In 2023 I completed a PhD in Film Studies (Audio-Visual) at the University of Birmingham, England: ‘Inhuman, all too Inhuman: Lyotard, Nihilism and Film’. This research was practice-led and sought to develop Jean-François Lyotard’s thinking, namely his notions of the inhuman, acinemas and the libidinal in the realm of film through an audio-visual methodology. In turn, this research questioned the viability of film as a site of resistance against what Lyotard terms the inhuman, as well as its positioning in relation to the textual and film theory. Moreover, this work set out to examine audio-visual approaches for pedagogy, and in turn deterritorialise the boundaries of creative and artistic practice, philosophy and academic research. As well as film-philosophy, I have a particular interest in experimental cinema, the video-essay and the intersection of disability, queer and black film with genre and documentary cinema.

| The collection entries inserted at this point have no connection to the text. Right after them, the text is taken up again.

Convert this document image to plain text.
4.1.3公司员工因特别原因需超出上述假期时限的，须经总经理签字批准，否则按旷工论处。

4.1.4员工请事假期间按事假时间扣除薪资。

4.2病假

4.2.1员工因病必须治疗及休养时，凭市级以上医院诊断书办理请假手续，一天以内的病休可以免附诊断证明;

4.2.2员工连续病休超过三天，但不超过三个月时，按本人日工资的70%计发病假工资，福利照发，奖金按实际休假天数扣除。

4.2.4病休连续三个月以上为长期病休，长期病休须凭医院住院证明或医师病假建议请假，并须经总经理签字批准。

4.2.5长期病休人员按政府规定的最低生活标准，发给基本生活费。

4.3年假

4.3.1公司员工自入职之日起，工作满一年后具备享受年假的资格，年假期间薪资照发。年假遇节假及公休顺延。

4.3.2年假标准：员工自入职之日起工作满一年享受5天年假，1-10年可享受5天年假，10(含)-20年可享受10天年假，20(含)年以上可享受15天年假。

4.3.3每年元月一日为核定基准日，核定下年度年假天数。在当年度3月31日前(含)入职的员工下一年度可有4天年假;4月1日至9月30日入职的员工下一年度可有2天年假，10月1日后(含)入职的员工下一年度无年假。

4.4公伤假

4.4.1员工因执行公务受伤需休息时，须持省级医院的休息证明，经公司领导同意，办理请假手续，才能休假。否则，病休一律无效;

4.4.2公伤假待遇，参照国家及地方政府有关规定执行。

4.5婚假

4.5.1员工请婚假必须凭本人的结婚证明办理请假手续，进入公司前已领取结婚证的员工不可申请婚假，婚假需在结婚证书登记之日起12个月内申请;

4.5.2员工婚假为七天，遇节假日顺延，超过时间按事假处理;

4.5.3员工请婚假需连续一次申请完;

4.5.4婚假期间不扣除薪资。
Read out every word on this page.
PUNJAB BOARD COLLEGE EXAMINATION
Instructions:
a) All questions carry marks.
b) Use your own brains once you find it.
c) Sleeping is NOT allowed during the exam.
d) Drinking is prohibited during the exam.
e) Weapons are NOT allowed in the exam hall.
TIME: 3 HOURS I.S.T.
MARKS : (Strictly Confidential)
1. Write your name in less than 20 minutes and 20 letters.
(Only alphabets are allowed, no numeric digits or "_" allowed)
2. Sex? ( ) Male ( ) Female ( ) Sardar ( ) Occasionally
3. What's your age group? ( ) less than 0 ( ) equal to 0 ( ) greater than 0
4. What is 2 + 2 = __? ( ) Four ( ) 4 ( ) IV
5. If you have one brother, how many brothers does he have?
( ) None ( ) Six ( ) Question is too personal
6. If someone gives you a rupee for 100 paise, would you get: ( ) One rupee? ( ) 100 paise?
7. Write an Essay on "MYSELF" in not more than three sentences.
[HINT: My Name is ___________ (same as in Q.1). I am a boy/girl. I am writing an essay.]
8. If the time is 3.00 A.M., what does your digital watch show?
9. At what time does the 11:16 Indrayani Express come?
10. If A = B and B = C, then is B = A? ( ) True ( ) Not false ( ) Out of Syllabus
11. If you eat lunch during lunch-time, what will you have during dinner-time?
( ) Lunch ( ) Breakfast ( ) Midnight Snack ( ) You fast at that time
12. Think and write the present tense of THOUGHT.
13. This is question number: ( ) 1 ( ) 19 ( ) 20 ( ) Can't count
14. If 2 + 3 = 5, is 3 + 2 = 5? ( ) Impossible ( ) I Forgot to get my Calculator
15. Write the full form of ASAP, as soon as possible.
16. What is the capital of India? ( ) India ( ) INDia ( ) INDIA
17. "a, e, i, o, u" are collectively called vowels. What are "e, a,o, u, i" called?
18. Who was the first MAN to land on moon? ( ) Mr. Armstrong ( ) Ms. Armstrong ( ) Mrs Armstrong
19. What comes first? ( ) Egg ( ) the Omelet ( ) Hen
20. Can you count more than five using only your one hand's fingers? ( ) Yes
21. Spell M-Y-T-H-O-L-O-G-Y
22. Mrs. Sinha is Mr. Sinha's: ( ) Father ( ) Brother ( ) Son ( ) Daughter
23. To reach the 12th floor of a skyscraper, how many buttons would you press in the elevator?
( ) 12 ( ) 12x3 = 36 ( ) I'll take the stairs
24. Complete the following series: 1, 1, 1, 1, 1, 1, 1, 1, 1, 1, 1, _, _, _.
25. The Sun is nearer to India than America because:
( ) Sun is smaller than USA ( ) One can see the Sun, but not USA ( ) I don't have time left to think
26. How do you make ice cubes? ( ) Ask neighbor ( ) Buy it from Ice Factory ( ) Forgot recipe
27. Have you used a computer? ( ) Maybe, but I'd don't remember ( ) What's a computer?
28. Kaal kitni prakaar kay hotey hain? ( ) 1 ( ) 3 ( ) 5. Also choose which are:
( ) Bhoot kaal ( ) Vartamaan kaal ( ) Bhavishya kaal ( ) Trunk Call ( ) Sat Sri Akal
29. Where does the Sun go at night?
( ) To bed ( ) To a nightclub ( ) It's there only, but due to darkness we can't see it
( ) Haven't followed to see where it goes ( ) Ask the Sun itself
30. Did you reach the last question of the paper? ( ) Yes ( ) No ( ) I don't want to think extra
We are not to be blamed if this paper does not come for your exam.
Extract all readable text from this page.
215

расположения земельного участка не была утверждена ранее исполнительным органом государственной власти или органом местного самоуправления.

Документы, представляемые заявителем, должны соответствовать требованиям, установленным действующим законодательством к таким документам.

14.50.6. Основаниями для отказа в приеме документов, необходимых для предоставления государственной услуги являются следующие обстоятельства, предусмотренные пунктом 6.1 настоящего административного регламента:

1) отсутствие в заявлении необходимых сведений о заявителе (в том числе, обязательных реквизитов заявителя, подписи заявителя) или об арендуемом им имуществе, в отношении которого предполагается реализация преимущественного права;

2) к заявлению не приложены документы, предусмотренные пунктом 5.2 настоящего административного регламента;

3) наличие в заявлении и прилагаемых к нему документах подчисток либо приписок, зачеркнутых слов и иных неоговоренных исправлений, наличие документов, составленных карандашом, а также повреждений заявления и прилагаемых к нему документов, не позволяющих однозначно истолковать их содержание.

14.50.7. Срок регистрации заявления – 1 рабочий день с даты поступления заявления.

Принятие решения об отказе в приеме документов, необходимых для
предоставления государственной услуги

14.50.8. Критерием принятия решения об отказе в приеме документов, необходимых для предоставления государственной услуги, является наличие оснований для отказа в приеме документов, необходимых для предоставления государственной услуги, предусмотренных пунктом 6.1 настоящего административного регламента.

My video-essay ''Who Speaks?': Possessing Lyotard' was published in the [In] Transition (Journal of Videographic Film & Moving Image Studies, 10.2, 2023)  

In 2021, my video-essay 'Documentary as Genre of Fiction' was named as one of best video-essays by the BFI and was nominated for a Learning on Screen Award in 2022.


In 2015 I completed an M.A in Comparative Literature at Goldsmiths College, the University of London with a particular focus on the relationship between Literature, Art, Aesthetics and problematics of representation in the work of Theodor Adorno, Walter Benjamin and Maurice Blanchot, culminating in my dissertation; 'Utopia in fragments: Art and Adorno's Negative Dialectics after Shoah'.